Why a trio of articles on tribes + fire = essential reading

A devastating ecological feedback loop. GRAPHIC CREDIT: Jeanine Pfeiffer

Wildfires are a permanent part of the landscape.

Climate change – and a host of “positive” ecological feedback loops (a positive loop is one that is self-reinforcing; a negative loop indicates reactions that move in the opposite direction) – mean that things will only get worse, not better, unless we enact radical changes.

We have always had fire. During our great-great-grandparents’ era, the fires were largely set, and managed, by experts. Indigenous experts throughout the world, on every continent – the Americas, Africa, Eurasia, Australia – used fire to renew the soil, improve gathering and hunting grounds, and reduce pest and fuel loads.

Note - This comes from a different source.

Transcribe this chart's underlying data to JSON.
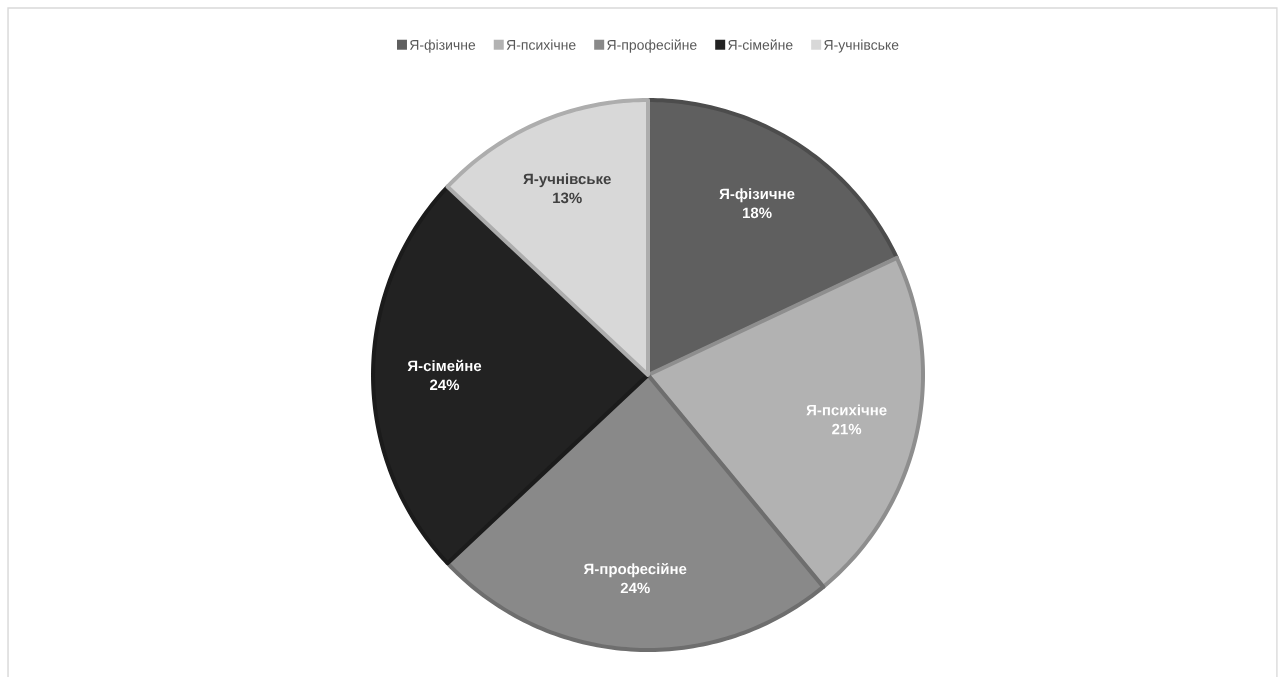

Aboriginal elders taught youngers. Bushmen taught other bushmen. First Nations managed vast territories of woodlands and wetlands using fire.

Then our EuroAmerican great-grandparents – our ignorant, domineering great-grandaddies – threw every system they touched out of whack.

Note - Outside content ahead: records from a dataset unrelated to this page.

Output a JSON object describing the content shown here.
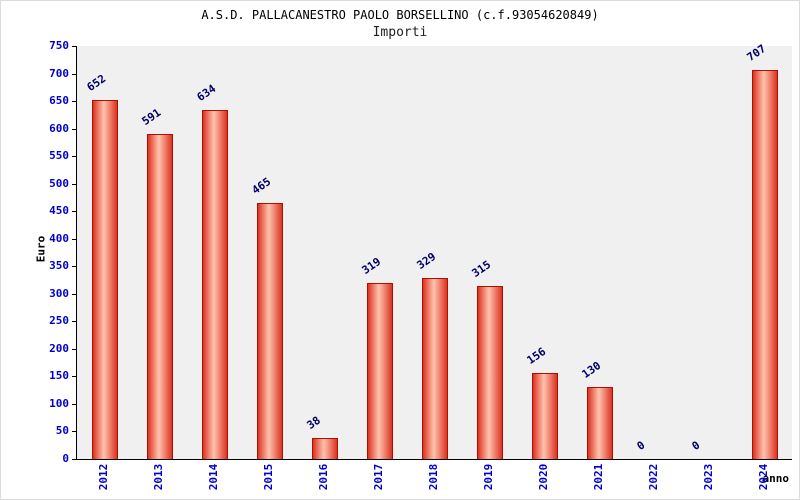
{
  "chart_data": {
    "type": "bar",
    "title": "A.S.D. PALLACANESTRO PAOLO BORSELLINO (c.f.93054620849)",
    "subtitle": "Importi",
    "ylabel": "Euro",
    "xlabel": "anno",
    "categories": [
      "2012",
      "2013",
      "2014",
      "2015",
      "2016",
      "2017",
      "2018",
      "2019",
      "2020",
      "2021",
      "2022",
      "2023",
      "2024"
    ],
    "values": [
      652,
      591,
      634,
      465,
      38,
      319,
      329,
      315,
      156,
      130,
      0,
      0,
      707
    ],
    "ylim": [
      0,
      750
    ],
    "ytick_step": 50,
    "grid": false,
    "legend": "none",
    "plot_bg_color": "#f0f0f0",
    "bar_color": "#dd3322",
    "bar_highlight": "#ffc3ae",
    "bar_border_color": "#aa1100",
    "tick_label_color": "#0000cc",
    "value_label_color": "#000066"
  }
}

Their persistent failures: their collective inability to be open-minded or humble or to adopt sustainable resource management techniques or even practice basic human decency towards peoples who didn’t look or speak like they did, wrecked entire cultures and cultural landscapes everywhere they went.

Aftermath of the Windy Fire on the Tule River Reservation. PHOTO CREDIT: Jeanine Pfeiffer

We are still paying a very high price for that history.

Our best change for turning things around involves the very people who paid the highest price: the First Peoples whose lives were lost, livelihoods and lands and waters and communities were decimated. Their descendants posses a profoundly essential knowledge base of how, when, and where to set good fires – one that was seriously eroded yet still persists.

Most of us have no clue of what good fire means, or how to bring it back.

Unless and until we make a special effort, our ignorance will persist. Everything I know about traditional ecological knowledge I had to teach myself, because at no point in my undergraduate studies (at Boston University) or during my graduate education in ecology (at the University of California) was I required to take a single course on Native history or culture.

Thirty-four years after receiving my first degree, I am beginning to understand what I wish I had grown up knowing. This year I published a trio of articles on tribes and wildfire, and I have a forthcoming piece on indigenous science coming out this Fall.

I write and share these articles in the hopes that more of us will educate ourselves and demand policy changes.

Every voice matters. It doesn’t matter where you are starting from – only that you start.

These articles – and the hyperlinks contained within – provide a thorough introduction. Together with my editors, I worked on each one for 4-10 months so that readers could absorb a tremendous amount of information in only a few minutes.


Pfeiffer, J. 2022. “Wildfire Management and Recovery on Tribal Complicated by Policy Inequities.” KCET News/PBS SoCal, August 18, 2022.

Pfeiffer, J. 2022. “Forests in the American West Need More ‘Good Fire.’ Tribes Can Help.” Slate – Future Tense, July 27, 2022.

Pfeiffer, J. 2021. “California Tribe Support Each Other and Seek More Inclusion in Wildfire Response,” KCET News/PBS SoCal, October 21, 2021.


Tule River Tribe staff, consultants, and colleagues. PHOTO CREDIT: Jeanine Pfeiffer

HOW TO HELP:

  1. Share the article links widely.
  2. If you belong to an environmental organization, or a birding or fishing or hunting group, discuss the articles with other members, and ask your organizational leadership to invite speakers from local tribes and tribal communities for future meetings.
  3. If your local fire department or firesafe council or state park or national park staff have not developed collaborative relationships with resident tribes and tribal communities, now is the time. You can help by courteously, persistently, assisting with building bridges between agencies and Native peoples. (Yes, given that we’re operating about 120 years behind, the process may take years. The sooner we begin, the sooner we get to where we need to be.)

Climate change is outpacing our capacity to successfully address catastrophic wildfires and protect the most vulnerable among us. Our elders are dying while trying to escape fires that move faster than they can get their garage doors or electric gates to open. Over half of the 86 Paradise residents who died when their town was wiped off the map were seniors or disabled people or folks without cars.

We must work together: the severity of the problem requires all hands on deck.

We got ourselves into this mess: we are the only people who can get ourselves out of it.